Pour avoir traité le président de la Ré- publique d’«ordure» sur les réseaux sociaux, une habitante de Saint-MartinLez dans le Pas-de-Calais a été récemment interpellée à son domicile et placée en garde à vue ; elle risque jusqu’à quarante-cinq mille euros d’amende.
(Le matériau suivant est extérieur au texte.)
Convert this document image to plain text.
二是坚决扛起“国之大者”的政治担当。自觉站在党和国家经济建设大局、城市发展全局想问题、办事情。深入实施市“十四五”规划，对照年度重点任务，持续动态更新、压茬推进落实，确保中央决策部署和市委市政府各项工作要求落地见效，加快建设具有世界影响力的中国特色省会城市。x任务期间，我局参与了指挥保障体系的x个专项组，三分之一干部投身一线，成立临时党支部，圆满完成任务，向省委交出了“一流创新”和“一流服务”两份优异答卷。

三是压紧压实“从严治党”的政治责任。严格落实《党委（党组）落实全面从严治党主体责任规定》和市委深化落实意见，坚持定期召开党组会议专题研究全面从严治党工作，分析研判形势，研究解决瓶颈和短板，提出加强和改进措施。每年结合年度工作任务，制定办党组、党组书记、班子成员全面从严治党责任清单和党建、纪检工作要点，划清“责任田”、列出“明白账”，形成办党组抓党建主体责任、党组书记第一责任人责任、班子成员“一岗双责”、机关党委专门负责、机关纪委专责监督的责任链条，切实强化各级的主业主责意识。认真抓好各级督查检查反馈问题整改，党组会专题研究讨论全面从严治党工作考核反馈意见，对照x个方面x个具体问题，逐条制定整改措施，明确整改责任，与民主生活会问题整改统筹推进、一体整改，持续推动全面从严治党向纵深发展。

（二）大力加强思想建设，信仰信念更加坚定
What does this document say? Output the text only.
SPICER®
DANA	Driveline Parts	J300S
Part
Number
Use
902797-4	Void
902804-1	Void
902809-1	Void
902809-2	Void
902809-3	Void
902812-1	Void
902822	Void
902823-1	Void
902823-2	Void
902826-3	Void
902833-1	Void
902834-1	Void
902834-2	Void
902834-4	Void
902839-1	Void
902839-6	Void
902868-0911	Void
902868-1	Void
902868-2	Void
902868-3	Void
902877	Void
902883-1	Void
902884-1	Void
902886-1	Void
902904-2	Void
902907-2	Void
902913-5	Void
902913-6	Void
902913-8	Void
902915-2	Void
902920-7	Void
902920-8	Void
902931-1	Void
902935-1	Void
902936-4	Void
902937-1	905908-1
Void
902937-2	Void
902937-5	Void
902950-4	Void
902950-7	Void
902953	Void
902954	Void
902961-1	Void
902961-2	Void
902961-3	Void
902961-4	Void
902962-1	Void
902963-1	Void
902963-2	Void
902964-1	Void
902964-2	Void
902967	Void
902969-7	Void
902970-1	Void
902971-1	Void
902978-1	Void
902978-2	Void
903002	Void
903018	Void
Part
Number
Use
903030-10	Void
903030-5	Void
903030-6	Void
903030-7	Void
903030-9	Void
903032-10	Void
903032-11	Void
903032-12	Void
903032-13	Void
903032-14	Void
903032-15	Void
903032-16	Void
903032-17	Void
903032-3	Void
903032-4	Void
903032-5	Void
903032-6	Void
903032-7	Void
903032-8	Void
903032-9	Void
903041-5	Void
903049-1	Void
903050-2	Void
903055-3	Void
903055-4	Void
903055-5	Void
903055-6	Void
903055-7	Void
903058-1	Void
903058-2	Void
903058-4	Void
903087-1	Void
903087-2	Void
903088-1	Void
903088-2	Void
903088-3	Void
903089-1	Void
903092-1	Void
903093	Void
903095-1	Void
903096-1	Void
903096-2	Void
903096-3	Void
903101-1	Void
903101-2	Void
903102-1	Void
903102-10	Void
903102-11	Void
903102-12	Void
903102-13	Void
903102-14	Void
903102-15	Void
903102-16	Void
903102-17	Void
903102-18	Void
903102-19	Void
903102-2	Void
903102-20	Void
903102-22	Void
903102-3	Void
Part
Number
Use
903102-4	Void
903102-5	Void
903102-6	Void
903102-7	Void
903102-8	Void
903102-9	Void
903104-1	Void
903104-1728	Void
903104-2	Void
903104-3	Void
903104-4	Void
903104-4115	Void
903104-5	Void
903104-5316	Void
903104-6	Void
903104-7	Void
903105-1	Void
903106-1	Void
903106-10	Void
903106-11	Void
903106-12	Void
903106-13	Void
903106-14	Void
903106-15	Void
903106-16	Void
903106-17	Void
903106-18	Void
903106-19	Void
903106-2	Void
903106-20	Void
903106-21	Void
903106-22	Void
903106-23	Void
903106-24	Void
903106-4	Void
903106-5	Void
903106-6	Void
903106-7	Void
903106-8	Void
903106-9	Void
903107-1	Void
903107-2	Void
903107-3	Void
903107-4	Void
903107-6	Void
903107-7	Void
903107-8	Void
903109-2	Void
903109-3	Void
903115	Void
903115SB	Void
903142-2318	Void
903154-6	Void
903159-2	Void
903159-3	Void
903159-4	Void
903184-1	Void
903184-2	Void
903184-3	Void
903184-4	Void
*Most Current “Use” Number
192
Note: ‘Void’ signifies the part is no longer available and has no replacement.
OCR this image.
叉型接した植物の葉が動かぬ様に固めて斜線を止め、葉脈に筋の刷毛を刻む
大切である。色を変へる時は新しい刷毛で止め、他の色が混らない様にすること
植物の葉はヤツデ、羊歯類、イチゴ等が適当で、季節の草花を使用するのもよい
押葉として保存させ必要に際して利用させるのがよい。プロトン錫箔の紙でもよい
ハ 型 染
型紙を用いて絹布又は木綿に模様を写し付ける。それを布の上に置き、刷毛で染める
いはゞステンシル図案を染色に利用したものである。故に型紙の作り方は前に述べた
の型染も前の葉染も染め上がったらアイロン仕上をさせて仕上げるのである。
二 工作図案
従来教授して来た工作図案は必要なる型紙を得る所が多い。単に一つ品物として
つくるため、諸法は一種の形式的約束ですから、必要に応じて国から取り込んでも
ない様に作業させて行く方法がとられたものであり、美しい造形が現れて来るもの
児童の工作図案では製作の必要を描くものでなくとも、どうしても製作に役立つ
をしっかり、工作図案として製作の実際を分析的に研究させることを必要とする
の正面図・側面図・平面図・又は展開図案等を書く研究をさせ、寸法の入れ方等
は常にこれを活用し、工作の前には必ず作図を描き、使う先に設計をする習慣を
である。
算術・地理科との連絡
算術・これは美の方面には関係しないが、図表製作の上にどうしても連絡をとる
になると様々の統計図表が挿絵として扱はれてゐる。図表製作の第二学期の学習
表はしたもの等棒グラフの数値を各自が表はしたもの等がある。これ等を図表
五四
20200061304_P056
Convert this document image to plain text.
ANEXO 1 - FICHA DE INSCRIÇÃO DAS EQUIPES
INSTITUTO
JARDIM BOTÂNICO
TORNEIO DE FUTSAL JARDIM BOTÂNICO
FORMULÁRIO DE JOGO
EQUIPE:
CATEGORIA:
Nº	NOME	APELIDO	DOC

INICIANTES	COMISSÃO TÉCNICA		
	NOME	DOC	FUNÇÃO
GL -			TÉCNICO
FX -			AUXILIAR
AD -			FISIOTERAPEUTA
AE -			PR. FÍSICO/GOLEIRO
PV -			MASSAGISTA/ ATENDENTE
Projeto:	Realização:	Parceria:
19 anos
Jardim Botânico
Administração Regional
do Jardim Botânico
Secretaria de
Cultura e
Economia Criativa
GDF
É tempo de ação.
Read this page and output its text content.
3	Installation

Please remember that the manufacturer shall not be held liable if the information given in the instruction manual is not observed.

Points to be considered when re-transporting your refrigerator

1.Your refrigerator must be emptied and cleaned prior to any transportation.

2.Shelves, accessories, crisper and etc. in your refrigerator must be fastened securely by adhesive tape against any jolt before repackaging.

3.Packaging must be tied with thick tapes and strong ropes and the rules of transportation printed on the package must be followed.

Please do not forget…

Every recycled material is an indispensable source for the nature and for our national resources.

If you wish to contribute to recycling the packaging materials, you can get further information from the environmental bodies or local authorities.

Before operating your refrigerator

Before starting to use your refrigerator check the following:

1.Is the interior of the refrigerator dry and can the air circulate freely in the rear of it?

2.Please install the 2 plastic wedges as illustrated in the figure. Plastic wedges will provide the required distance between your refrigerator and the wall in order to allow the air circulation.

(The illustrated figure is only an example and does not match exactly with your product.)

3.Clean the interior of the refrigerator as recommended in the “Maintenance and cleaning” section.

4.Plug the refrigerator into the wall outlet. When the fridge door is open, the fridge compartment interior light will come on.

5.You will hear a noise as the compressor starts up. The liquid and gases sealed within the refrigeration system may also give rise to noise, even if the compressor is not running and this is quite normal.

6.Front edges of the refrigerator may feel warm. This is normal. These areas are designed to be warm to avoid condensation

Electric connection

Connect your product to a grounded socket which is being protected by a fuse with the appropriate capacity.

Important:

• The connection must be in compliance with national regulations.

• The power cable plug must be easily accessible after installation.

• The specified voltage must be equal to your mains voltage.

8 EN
En 1881, année où le délit d’offense au chef de l’État entra dans notre code pénal, elle aurait risqué bien plus qu’une amende pécuniaire, à l’instar de Simon Boubée, premier citoyen français à avoir été condamné en vertu de cette loi: auteur dans Le Clairon d’une série d’articles intitulée «Lettres de mon chien au président de la République», il y affirmait que le président Jules Grévy méritait «d’être pendu (…) et fessé en place publique», car il n’était qu’«un voyou, profanateur, un goujat iconoclaste que l’Élysée a (vait) volé à la police correctionnelle». Ce chapelet d’injures lui valût trois mois de prison et 1500 francs d’amende. (dans les 5000 euros). Pour un président dont le gendre se livrait à l’Élysée à un juteux trafic de Légions d’honneur, Jules Grévy s’était montré bien chatouilleux; d’autant que, loin de lui échoir, la palme du président le plus insulté de la Troisième République était alors déjà détenue par Adolphe Thiers traité de « Nain grotesque, petit jeanfoutre, crapaud venimeux, croque mort de la nation, bandit sinistre, vieux scélérat, vieille chouette, vieillard stupide».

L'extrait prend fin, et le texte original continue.